I need to dig out my tools to attempt this but am confident I can extract this without too much problem.

Will keep you posted


----------



## LeeWardle

Good luck! I'll do you a deal! I'll service your machone in exchange for an exiting kilo of coffee!


----------



## Glenn

Same machine, different screw...

I just sheared the head off a brand new philips screwdriver whilst trying to remove the partially stripped screw holding in a showerhead. Poor quality screwdriver! It was a Stanley one too. I will endeavour to get a refund tomorrow. Obviously not hardened blades as I am used to.


----------



## flyingpig

Id give it a go with a drill. Ive done this a few times with guitar repairs. Its easier than it sounds, and certainly not as destructive as it sounds. The reamed out centre of the screw will act as a centre tap for the drill bit. The drill should be just big enough to take the head off of the screw (slightly larger than the screw shaft). Set the drill quite slowly and drill straight into the screw. Stop when the head of the screw comes off around the bit.

Then the shower screen can come off easily, then you can take off the heat plate and maybe you can grab the rest of the screw with some pliers or something. Id say this is a last chance effort, but better than knackering a shower screen.


----------



## Glenn

(click pic to enlarge)

Thought I'd try and resurrect this project as the machine makes a good coffee but I really want to give it a thorough overhaul.

Pic of the stripped screw now attached

Any further suggestions?


----------



## DonRJ

Get a screw extractor tool

http://cgi.ebay.co.uk//DAMAGED-BURRED-HEAD-SCREW--REMOVAL-TOOL-NEW-_W0QQitemZ330380567147QQcmdZViewItem?rvr_id=&rvr_id=&cguid=445617e01280a0aad5b69bd6fff5c0cf

or

http://www.toolshopdirect.co.uk/item.php/site/froogle/sn/AK722

Don


----------



## Glenn

A screw extractor tool is now on my shopping list.

However, (unconventional) method employed was to sacrifice the showerscreen.

I nudged the shower screen around by wedging edge of screwdriver in showerscreen in direction of screw travel. Unscrewed nicely.

Already had a spare showerscreen so performing maintenance on the machine tonight and will be up and running again soon.


----------



## ragwerks

Often in these cases you can use an oversized torx bit with a few taps you could get it to bite into what's left quite well because of the 6 sided nature of it. Bit useless info now though as you have already (eh hem) mullered the old screen.


----------



## Glenn

I kept the stripped screw that I removed and have taken a picture of the new screw that arrived with the new showerscreen I ordered.

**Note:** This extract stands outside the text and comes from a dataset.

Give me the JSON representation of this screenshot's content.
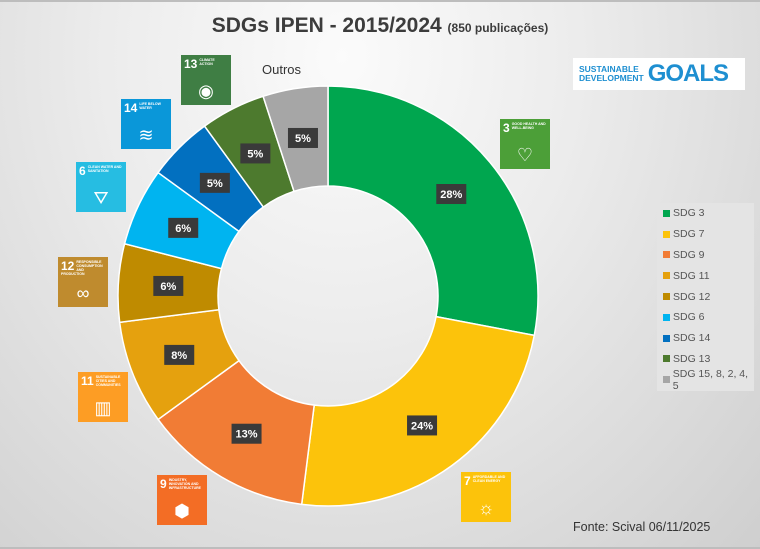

New screw on the left and the stripped screw is on the right









(click to enlarge)


----------



## Greenpotterer

well and truly stripped that Glenn a man after my own heart

gaz


----------



## LondonDynaslow

Glenn said:


> I kept the stripped screw that I removed and have taken a picture of the new screw that arrived with the new showerscreen I ordered.
> 
> New screw on the left and the stripped screw is on the right
> 
> View attachment 203
> 
> 
> (click to enlarge)


Yep.. that's what mine looks like. I was pretty careful because I had a similar issue last time I tried to undo it - but it just melted like butter. Which method did you find most reliable please? I have a replacement screw and screen, which was why I was trying to remove it in the first place..


----------



## DavecUK

And replace with hex head screw


----------



## Al Kent

LondonDynaslow said:


> Yep.. that's what mine looks like. I was pretty careful because I had a similar issue last time I tried to undo it - but it just melted like butter. Which method did you find most reliable please? I have a replacement screw and screen, which was why I was trying to remove it in the first place..


I've just been in the same situation... I went to the extremes and dismantled my machine completely to get some proper access to the screw but it was so far gone nothing would grip. Screw extractors look like a good idea but I'd be terrified as you need to use a drill and that screw is pretty small!

In the end I just bent the old shower screen (takes a bit of doing) and tore it off. Once that's gone you can grab the screw with pliers.


----------



## MrShades

"Holy thread resurrection Batman!".... from 2010 to 2016 in an instant... ;-)

Yes, get a hex screw in it.


----------



## Mouse

Dremel a groove across the head of the screw and use a flat head screwdriver to remove


----------



## LondonDynaslow

MrShades said:


> "Holy thread resurrection Batman!".... from 2010 to 2016 in an instant... ;-)
> 
> Yes, get a hex screw in it.


Haha yes sorry.. this forum is brilliantly searchable!


----------



## LondonDynaslow

They're a real Achilles' heel these screws. I'm not sure these mixture of different metals is a great idea either - perhaps they are so tight due to corrosion. I definitely didn't screw it in very tight 3 years or so ago.


----------



## Jumbo Ratty

Bloody hell,, i take my shower screen off at least once a fortnight to check for any scale or other detritus behind it and never over tighten the screw.

It still looks like new.

People should take more notice of Davecuk sticky, according to that you should be taking the shower screen off every 3 days or so

http://coffeeforums.co.uk/showthread.php?28316-Coffee-cleanliness-is-next-to-godliness&highlight=cleaning+machine


----------